Re: A meta model for gremlin's property graph

Joshua Shinavier Sun, 16 Jan 2022 08:41:24 -0800

Hi Pieter,

Responses inline.


On Sat, Jan 15, 2022 at 9:49 AM pieter gmail <pieter.mar...@gmail.com>
wrote:

> [...]
> The primary inspiration from UML is the insight that a language can be
> self describing.  It is of course inevitable in the real world as we can
> not tolerate infinite regression with regards to every level needing yet
> another meta level to describe it.
>

Yes, and it has that in common with many other languages, starting with
BNF. For a scripting language like Gremlin, you can even speak of
self-interpretation.



> [...]
> To be clear I am not using any OMG standard as such. If we were to do that
> we would define the property graph model using MOF
> <https://www.omg.org/spec/MOF/2.4.2/> (meta object facility) or its
> counter part EMF <https://www.eclipse.org/modeling/emf/>. While this is
> entirely possible it is not the approach taken here. Here the attempt is to
> bootstrap the property graph model entirely and only with gremlin.
>

Cool.



>
> The problem right now is that Gremlin's declarative semantics aren't very
> clear, and it is a relatively complex language.
>
>
> This is not an attempt at a specification of the gremlin language. It is
> only an attempt at formally specifying the implicit property graph model
> assumed by the gremlin language. My understanding is that the gremlin
> language will be formally defined by the antlr grammar accompanied with
> documentation in English.
>

Understood, though the ANTLR grammar in gremlin-language is only a
specification of the surface syntax, not the semantics of the language. A
specification of the semantics would define how the various steps map
inputs to outputs, and how intermediate results are combined. Not what
either of us are talking about here.



> I agree, and I think there is value in going one step further to create a
> general purpose data model for defining data models, with property graphs
> as a special case.
>
>
> Here I do not agree. While there certainly is value in meta meta models I
> do not think actually designing a new one belongs in TinkerPop. TinkerPop
> is about the gremlin language and the property graph model, not about meta
> meta models. The job of creating deeper more abstract models with all that
> it entails is in my opinion a huge task that has little to do TinkerPop,
> gremlin and its property graph model.
>

To each his own. One of the main advantages of a general-purpose model is
that it allows you to define mappings between property graphs and other,
unrelated data models. That can be useful for shipping data into and out of
the graph. Lack of robust solutions around mappings to/from external data
models has always been one of the major pain points of the property graph
ecosystem. Everyone who undertakes to build larger, more complex property
graph applications has to deal with this problem.

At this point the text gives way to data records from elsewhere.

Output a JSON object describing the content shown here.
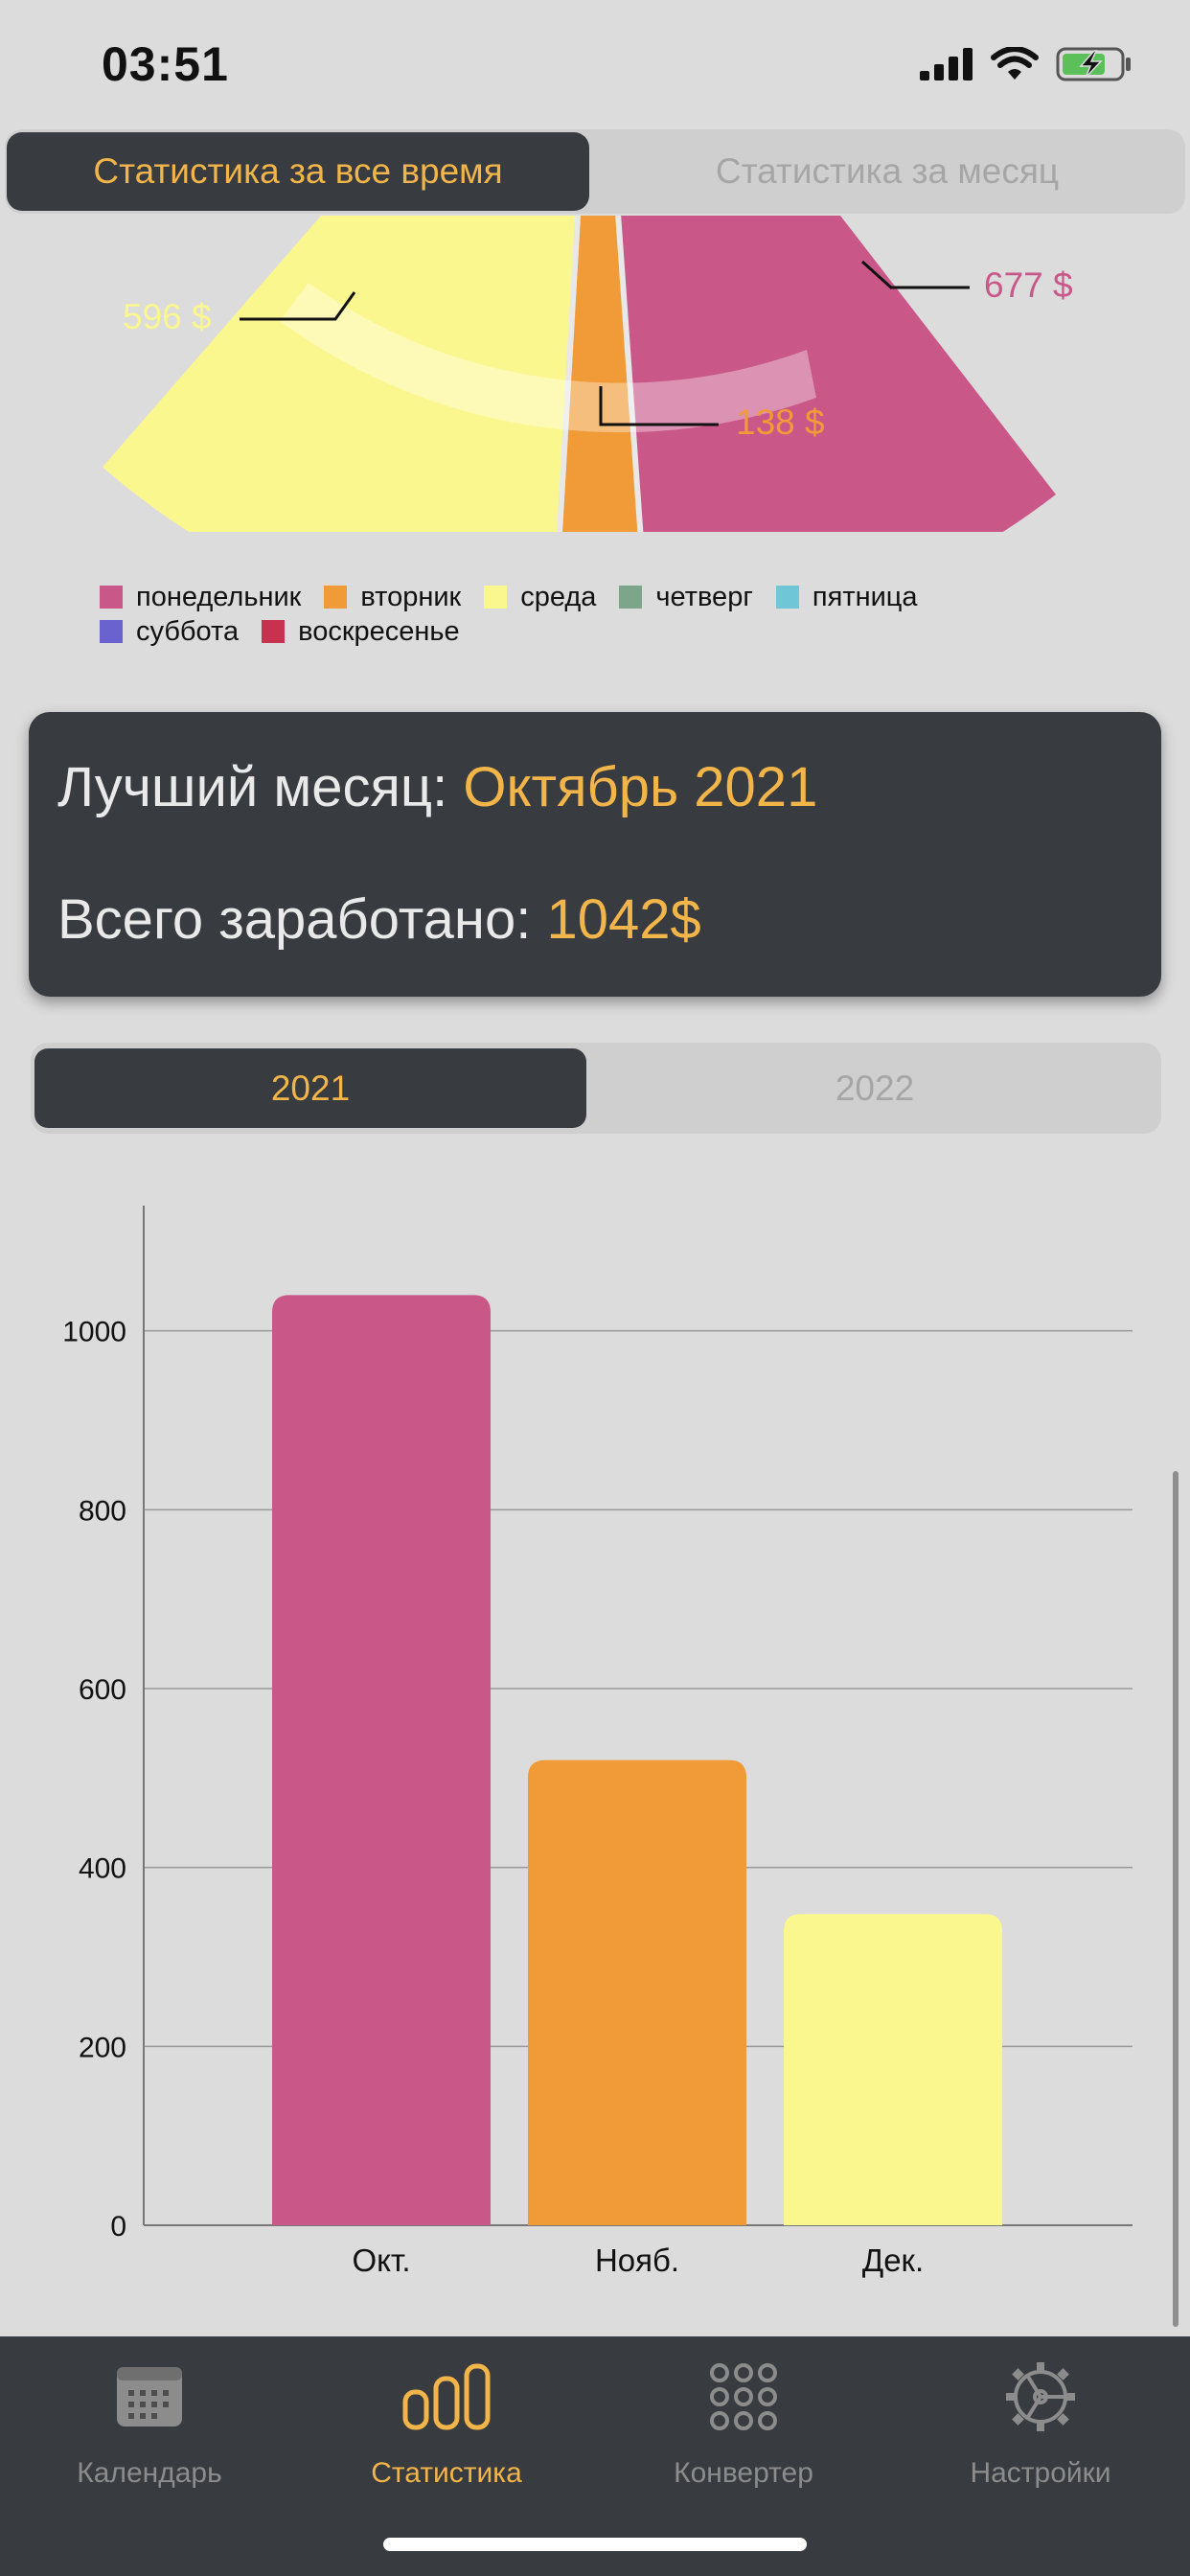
{
  "status_bar": {
    "time": "03:51"
  },
  "top_segment": {
    "all_time": "Статистика за все время",
    "month": "Статистика за месяц"
  },
  "pie": {
    "colors": {
      "monday": "#c95889",
      "tuesday": "#f09b38",
      "wednesday": "#fbf78f"
    },
    "labels": {
      "wednesday": "596 $",
      "tuesday": "138 $",
      "monday": "677 $"
    }
  },
  "legend": {
    "items": [
      {
        "label": "понедельник",
        "color": "#c95889"
      },
      {
        "label": "вторник",
        "color": "#f09b38"
      },
      {
        "label": "среда",
        "color": "#fbf78f"
      },
      {
        "label": "четверг",
        "color": "#7da58a"
      },
      {
        "label": "пятница",
        "color": "#6ec6d6"
      },
      {
        "label": "суббота",
        "color": "#6a63cf"
      },
      {
        "label": "воскресенье",
        "color": "#c8324f"
      }
    ]
  },
  "summary": {
    "best_month_label": "Лучший месяц:",
    "best_month_value": "Октябрь 2021",
    "total_label": "Всего заработано:",
    "total_value": "1042$"
  },
  "year_segment": {
    "selected": "2021",
    "other": "2022"
  },
  "chart_data": {
    "type": "bar",
    "categories": [
      "Окт.",
      "Нояб.",
      "Дек."
    ],
    "values": [
      1040,
      520,
      348
    ],
    "colors": [
      "#c95889",
      "#f09b38",
      "#fbf78f"
    ],
    "ylim": [
      0,
      1140
    ],
    "yticks": [
      0,
      200,
      400,
      600,
      800,
      1000
    ],
    "grid": true
  },
  "tabbar": {
    "items": [
      {
        "label": "Календарь",
        "icon": "calendar-icon"
      },
      {
        "label": "Статистика",
        "icon": "chart-bars-icon"
      },
      {
        "label": "Конвертер",
        "icon": "grid-dots-icon"
      },
      {
        "label": "Настройки",
        "icon": "gear-icon"
      }
    ],
    "active_color": "#f2b54a",
    "inactive_color": "#8c8c8c"
  }
}
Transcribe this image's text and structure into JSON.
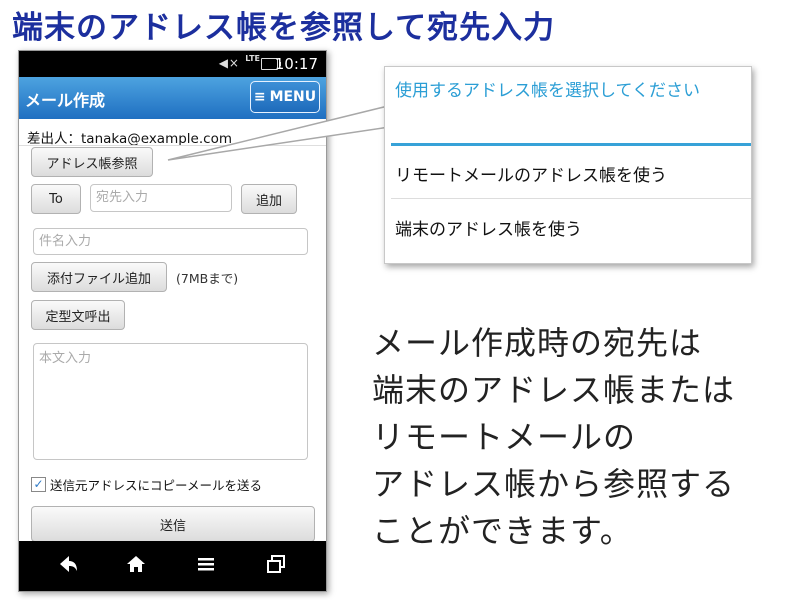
{
  "headline": "端末のアドレス帳を参照して宛先入力",
  "status_bar": {
    "lte": "LTE",
    "time": "10:17"
  },
  "app_bar": {
    "title": "メール作成",
    "menu_label": "MENU"
  },
  "sender_line": "差出人：tanaka@example.com",
  "buttons": {
    "address_book": "アドレス帳参照",
    "to": "To",
    "add": "追加",
    "attach": "添付ファイル追加",
    "template": "定型文呼出",
    "send": "送信"
  },
  "inputs": {
    "recipient_placeholder": "宛先入力",
    "subject_placeholder": "件名入力",
    "body_placeholder": "本文入力"
  },
  "attach_note": "(7MBまで)",
  "copy_checkbox": {
    "label": "送信元アドレスにコピーメールを送る",
    "checked": true
  },
  "popup": {
    "title": "使用するアドレス帳を選択してください",
    "options": [
      "リモートメールのアドレス帳を使う",
      "端末のアドレス帳を使う"
    ]
  },
  "description_lines": [
    "メール作成時の宛先は",
    "端末のアドレス帳または",
    "リモートメールの",
    "アドレス帳から参照する",
    "ことができます。"
  ]
}
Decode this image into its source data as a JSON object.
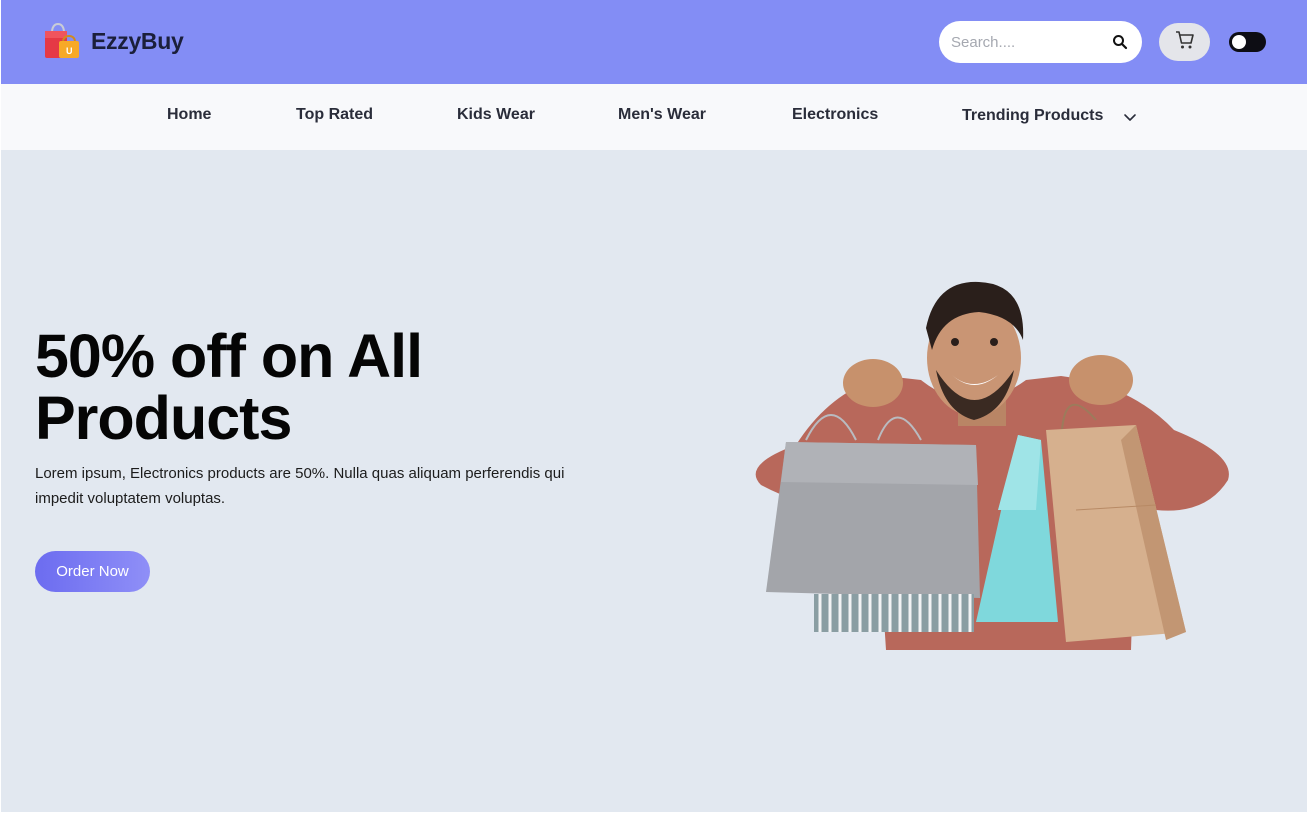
{
  "brand": {
    "name": "EzzyBuy",
    "color": "#838df5"
  },
  "search": {
    "placeholder": "Search...."
  },
  "icons": {
    "logo": "shopping-bag-icon",
    "search": "search-icon",
    "cart": "cart-icon",
    "theme_toggle": "dark-mode-toggle",
    "dropdown": "chevron-down-icon"
  },
  "nav": {
    "items": [
      {
        "label": "Home"
      },
      {
        "label": "Top Rated"
      },
      {
        "label": "Kids Wear"
      },
      {
        "label": "Men's Wear"
      },
      {
        "label": "Electronics"
      },
      {
        "label": "Trending Products"
      }
    ]
  },
  "hero": {
    "title": "50% off on All Products",
    "description": "Lorem ipsum, Electronics products are 50%. Nulla quas aliquam perferendis qui impedit voluptatem voluptas.",
    "cta_label": "Order Now",
    "image": "man-holding-shopping-bags"
  },
  "colors": {
    "hero_bg": "#e2e8f0",
    "nav_bg": "#f8f9fb",
    "cta": "#6c6cf0"
  }
}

> Here it is the same critique. There is no need to say that a vertex
> together with its label is in fact a type with a name. Type is not a notion
> in gremlin nor a notion in our meta model so its not part of our language.
>

But defining types, and checking instances against types, is exactly what
you are doing in your property graph model example. VertexLabel is a type,
any instance of which has a string-valued label and zero or more
VertexProperty-valued properties. Graph is a type, any instance of which
can have vertices and/or edges. I'm just shifting your idea down a level to
say that Person is a type, any instance of which has a string-valued name
and zero or more Person-valued "knows" etc. You don't have to call your
constructs "types", but it's useful to do so. Using the terminology "type",
"type inference" etc. just puts you in a better position to
re-use applicable concepts from programming language theory. Runtime
performance becomes easier to reason about, etc.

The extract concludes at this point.